Mode Connectivity

Mode Connectivity

The loss landscapes of deep neural networks are highly complex and the geometric properties of them are underexplored. Mode connectivity finds that there are high accuracy pathways that connect the optima found by training independent models. The pathways between these modes can be approximated with simple curves. These paths challenge the prevailing notion of isolated local optima in high-dimensional loss landscapes.

Key Ideas

Let $\hat{w}_1$ and $\hat{w}_2$ be the weights for two independently trained networks minimized by some loss $\mathcal{L}(w)$. Let $\phi_{\theta}: [0,1] \rightarrow \mathbb{R}^{|w|}$ be a continuous piecewise smooth parametric curve with parameters $\theta$ that correspond to the network weights $\phi_{\theta}(0) = \hat{w}_1$ and $\phi_{\theta}(1) = \hat{w}_2$. The high accuracy pathway is described by the set of curve parameters $\theta$ that minimize the expectation of the loss with respect to a uniform distribution on the curve.

$$ l(\theta) = \int_0^1 \mathcal{L}(\phi_{\theta}(t))dt $$

Many parameterizations are possible with the polygonal chain and the bezier curve being used as an example in the paper. A quadratic Bezier curve provides a natural and smooth parameterization.

$$ \phi_{\theta}(t) = (1-t)^2 \hat{w}_1 + 2t(1-t)\theta + t^2 \hat{w}_2, 0 \leq t \leq 1 $$

The parameters of the curve are optimized with a standard gradient descent based approach where $\bar{t}$ is sampled from the uniform distribution $U(0, 1)$ at each itearation and steps are taken with respect to the loss $\mathcal{L}(\phi_{\theta}(\bar{t}))$.

These high accuracy pathways can be leveraged to construct low-cost ensembles via a snapshot ensemble style algorithm. Cyclic learning rate schedules are used where large learning rates encourage movement in weight space while the small rates promote convergence to accurate local minima. The learning rate schedule is a shifted annealed cosine where $\alpha_0$ is the initial learning rate, $t$ is the iteration number, $T$ is the total number of iterations, and $M$ is the number of cycles.

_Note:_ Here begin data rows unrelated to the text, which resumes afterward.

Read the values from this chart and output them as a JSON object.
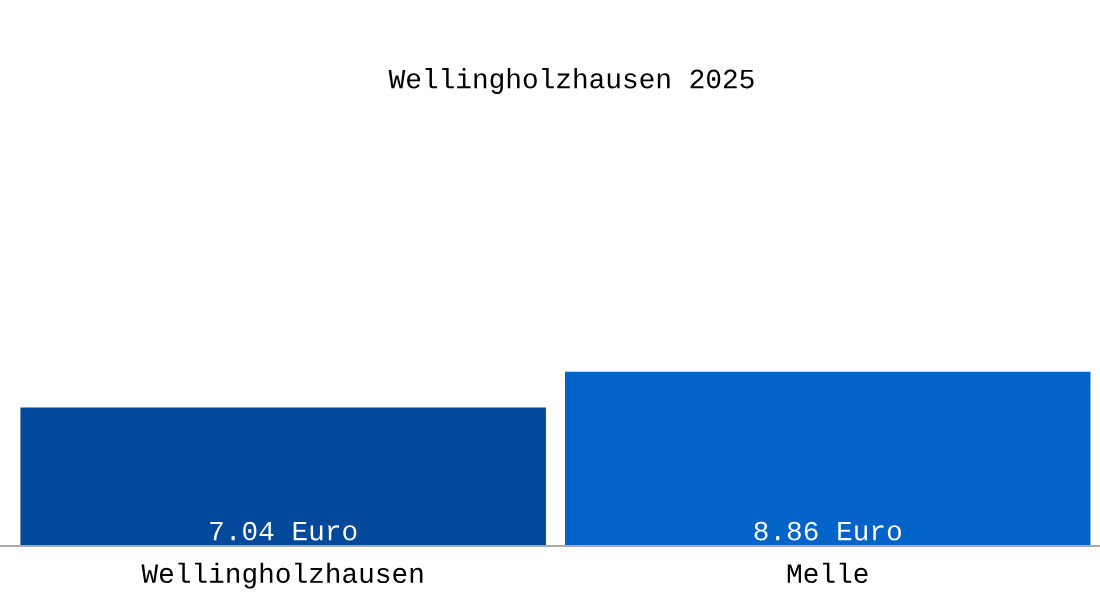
{
  "chart_data": {
    "type": "bar",
    "title": "Wellingholzhausen 2025",
    "categories": [
      "Wellingholzhausen",
      "Melle"
    ],
    "values": [
      7.04,
      8.86
    ],
    "colors": [
      "#02489b",
      "#0463c9"
    ],
    "value_labels": [
      "7.04 Euro",
      "8.86 Euro"
    ],
    "tick_labels": "x",
    "grid": false,
    "legend": false
  }
}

$$ \alpha(t) =\frac{\alpha_0}{2} \left( cos \left( \frac{\pi mod(t-1, \lceil T/M \rceil )}{\lceil T/M \rceil} \right) + 1 \right) $$

The minima found through this procedure are then used as endpoints for the curve fitting algorithm and all the weights found along the curve can be used to form independent ensemble members. This approach enables much larger ensembles of accurate members without needing to train for additional epochs.